Associate Professor Evelyn Uuemaa, University of Tartu
Dr Alexander Kmoch, University of Tartu
Associate Professor Victor Francisco Rodriguez Galiano, University of Seville (Spain)
The state of freshwater quality continues to deteriorate worldwide due to agricultural pollution. In order to combat these issues effectively, water quality modeling could be used to better manage water resources. However, large-scale water quality models depend on input datasets with good spatial coverage.
The aim of the thesis was to improve and harmonize datasets for water quality modeling purposes and create a machine learning framework for national-scale modeling.

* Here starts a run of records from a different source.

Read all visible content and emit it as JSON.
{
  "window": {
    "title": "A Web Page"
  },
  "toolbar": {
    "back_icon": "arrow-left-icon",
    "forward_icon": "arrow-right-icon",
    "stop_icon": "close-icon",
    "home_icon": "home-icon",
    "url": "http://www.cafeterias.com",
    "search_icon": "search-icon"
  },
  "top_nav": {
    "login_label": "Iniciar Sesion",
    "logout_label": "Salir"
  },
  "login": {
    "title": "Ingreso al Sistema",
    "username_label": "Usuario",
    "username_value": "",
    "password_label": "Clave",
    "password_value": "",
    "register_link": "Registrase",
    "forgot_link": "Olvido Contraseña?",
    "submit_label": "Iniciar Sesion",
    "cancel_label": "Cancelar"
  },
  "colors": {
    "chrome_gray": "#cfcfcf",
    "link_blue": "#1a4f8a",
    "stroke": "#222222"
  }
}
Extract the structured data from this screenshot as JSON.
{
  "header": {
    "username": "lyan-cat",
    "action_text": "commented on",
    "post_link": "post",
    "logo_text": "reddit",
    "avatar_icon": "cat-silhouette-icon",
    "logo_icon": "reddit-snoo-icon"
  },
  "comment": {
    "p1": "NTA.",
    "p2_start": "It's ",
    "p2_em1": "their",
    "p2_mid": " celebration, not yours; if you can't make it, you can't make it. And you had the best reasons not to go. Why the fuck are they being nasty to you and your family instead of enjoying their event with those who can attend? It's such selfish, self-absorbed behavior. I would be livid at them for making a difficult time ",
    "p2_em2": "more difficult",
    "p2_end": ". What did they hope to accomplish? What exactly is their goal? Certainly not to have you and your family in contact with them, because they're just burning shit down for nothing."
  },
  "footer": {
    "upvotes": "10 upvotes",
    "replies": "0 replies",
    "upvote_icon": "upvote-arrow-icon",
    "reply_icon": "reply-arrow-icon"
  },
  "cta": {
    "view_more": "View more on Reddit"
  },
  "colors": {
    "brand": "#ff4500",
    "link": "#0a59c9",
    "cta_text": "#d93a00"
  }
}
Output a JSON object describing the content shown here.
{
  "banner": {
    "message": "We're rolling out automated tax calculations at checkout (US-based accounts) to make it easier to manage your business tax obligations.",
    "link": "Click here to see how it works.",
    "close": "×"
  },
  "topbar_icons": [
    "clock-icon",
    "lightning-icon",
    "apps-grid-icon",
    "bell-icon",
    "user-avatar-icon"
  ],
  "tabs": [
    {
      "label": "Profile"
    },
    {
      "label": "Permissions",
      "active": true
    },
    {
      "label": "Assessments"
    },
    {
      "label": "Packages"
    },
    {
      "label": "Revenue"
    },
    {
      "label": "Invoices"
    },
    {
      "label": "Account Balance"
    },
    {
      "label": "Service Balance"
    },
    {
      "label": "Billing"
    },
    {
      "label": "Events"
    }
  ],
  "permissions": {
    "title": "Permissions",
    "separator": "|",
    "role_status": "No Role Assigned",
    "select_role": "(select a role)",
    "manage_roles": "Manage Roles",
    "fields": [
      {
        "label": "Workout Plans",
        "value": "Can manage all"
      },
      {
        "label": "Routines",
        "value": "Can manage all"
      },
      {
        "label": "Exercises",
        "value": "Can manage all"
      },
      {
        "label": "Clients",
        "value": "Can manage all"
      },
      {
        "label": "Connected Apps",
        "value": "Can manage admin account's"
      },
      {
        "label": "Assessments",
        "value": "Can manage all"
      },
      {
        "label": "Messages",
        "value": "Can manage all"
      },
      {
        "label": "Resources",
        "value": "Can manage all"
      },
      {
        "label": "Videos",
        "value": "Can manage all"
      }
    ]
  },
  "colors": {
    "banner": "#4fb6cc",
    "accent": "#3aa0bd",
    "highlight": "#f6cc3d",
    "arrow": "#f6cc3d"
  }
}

We created EstSoil-EH as a new numerical soil database for Estonia by converting the text-based soil properties in the Estonian Soil Map to machine-readable values. We used it to predict soil organic carbon content using the random forest machine learning method and found that the conditions of sampling locations affected prediction accuracy. We improved the global coverage of water quality data by producing the Global River Water Quality Archive (GRQA), which was compiled from five existing large-scale datasets. The compilation involved harmonizing the corresponding metadata, flagging outliers, calculating time series characteristics and detecting duplicate observations. We developed a framework suitable for national-scale water quality modeling based on lessons learnt from predicting soil carbon content. We used 82 environmental variables, including soil properties from EstSoil-EH as features to predict nutrient concentrations in 242 river catchments. The resulting models achieved accuracy comparable to the ones used previously in the Baltic region. We found that the size of the catchment influenced accuracy, since predictions were less accurate in smaller catchments. The models maintained reasonable accuracy even when the number of features was reduced by half, which shows that the relevance of features is more important than the amount. This flexibility makes our models applicable in areas that are otherwise lacking in the input data needed for extracting features.